3.2 De klacht van klager ziet in de kern op de onzorgvuldige wijze waarop verweerder klagers belangen zou hebben behartigd. Daarbij heeft klager geklaagd over het niet vastleggen van financiële afspraken, het ontbreken van kennis bij verweerder en de trage voortgang van klagers zaak. Ook is klager van mening dat verweerder niet zonder toestemming van klager contact had mogen leggen met de wederpartij en dat verweerder klager beter op de hoogte had moeten houden van de vorderingen. Ten slotte heeft klager geklaagd over de overdracht van klagers dossier naar zijn nieuwe advocaat.
3.3 Verweerder heeft onbetwist gesteld dat hij op 5 juli 2011 een bespreking met klager heeft gehad en gezamenlijk een aanvraagformulier voor een toevoeging is ingevuld. Verweerder heeft daarbij gewezen op de daaraan verbonden eigen bijdrage. Overige financiële zaken zijn niet besproken, omdat deze op dat moment niet aan de orde waren. De toevoeging is op 29 juli 2011 afgegeven en aan klager is een eigen bijdrage van € 125,00 opgelegd, welke bijdrage klager in twee termijnen aan verweerder heeft betaald. Gelet op deze gang van zaken kan niet worden vastgesteld dat klager bij aanvang van de zaak niet op de hoogte was van de financiële afspraken dan wel dat verweerder in dat kader onzorgvuldig zou hebben gehandeld. Voorts is komen vast te staan dat klager middels e-mail met verweerder kon communiceren, zodat verweerder voor klager wel degelijk bereikbaar was. Verweerder heeft gesteld dat er met klager geen afspraken zijn gemaakt over de contacten met de wederpartij. Verweerder heeft voorts gesteld dat hij vanuit zijn eigen verantwoordelijkheid en het belang van klager enkele telefoongesprekken met de wederpartij heeft gevoerd.

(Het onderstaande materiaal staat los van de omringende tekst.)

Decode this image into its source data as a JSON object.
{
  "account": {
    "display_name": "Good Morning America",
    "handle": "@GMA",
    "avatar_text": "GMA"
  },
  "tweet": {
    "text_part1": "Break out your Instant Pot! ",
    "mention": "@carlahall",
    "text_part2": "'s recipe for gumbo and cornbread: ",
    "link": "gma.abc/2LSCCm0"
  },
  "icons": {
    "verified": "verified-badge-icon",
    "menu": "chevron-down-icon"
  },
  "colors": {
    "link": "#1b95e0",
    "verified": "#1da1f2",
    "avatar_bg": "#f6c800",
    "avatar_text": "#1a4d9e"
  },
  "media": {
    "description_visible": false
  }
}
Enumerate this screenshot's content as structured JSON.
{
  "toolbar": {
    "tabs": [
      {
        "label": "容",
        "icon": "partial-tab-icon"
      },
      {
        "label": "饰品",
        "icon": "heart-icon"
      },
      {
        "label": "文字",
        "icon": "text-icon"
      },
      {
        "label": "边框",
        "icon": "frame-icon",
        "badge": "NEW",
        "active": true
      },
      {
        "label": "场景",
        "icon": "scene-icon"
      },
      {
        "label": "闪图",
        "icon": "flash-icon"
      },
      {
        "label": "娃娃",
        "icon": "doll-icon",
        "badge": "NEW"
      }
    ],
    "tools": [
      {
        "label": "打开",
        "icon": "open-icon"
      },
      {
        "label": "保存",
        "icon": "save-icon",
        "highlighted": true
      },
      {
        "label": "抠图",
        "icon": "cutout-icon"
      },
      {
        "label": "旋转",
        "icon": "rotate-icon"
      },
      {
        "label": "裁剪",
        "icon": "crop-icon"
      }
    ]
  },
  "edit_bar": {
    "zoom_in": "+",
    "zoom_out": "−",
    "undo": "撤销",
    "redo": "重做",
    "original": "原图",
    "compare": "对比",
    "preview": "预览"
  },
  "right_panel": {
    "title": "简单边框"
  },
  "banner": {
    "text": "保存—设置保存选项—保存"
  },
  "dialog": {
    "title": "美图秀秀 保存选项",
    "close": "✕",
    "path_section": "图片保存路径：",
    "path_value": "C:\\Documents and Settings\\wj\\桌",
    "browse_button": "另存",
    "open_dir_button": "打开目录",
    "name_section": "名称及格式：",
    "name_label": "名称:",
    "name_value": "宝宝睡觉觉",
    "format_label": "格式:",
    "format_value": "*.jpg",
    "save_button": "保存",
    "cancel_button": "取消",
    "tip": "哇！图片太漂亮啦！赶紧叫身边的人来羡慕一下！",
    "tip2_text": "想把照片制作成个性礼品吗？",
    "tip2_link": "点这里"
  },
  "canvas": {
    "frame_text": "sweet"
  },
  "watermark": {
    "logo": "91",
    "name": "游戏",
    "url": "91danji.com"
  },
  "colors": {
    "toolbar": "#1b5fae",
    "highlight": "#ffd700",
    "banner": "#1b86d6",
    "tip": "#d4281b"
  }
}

Dit stond verweerder gegeven bovenomschreven vrijheid vrij.
3.4 Niet kan worden vastgesteld dat verweerder onvoldoende op de hoogte was van het dossier van klager, zijn gezondheidsklachten en dat door toedoen van verweerder de zaak onnodig is vertraagd. Een aanzienlijk deel van de vertraging werd veroorzaakt door het wachten op een reactie van derden, zoals de medisch adviseur en het UMCU.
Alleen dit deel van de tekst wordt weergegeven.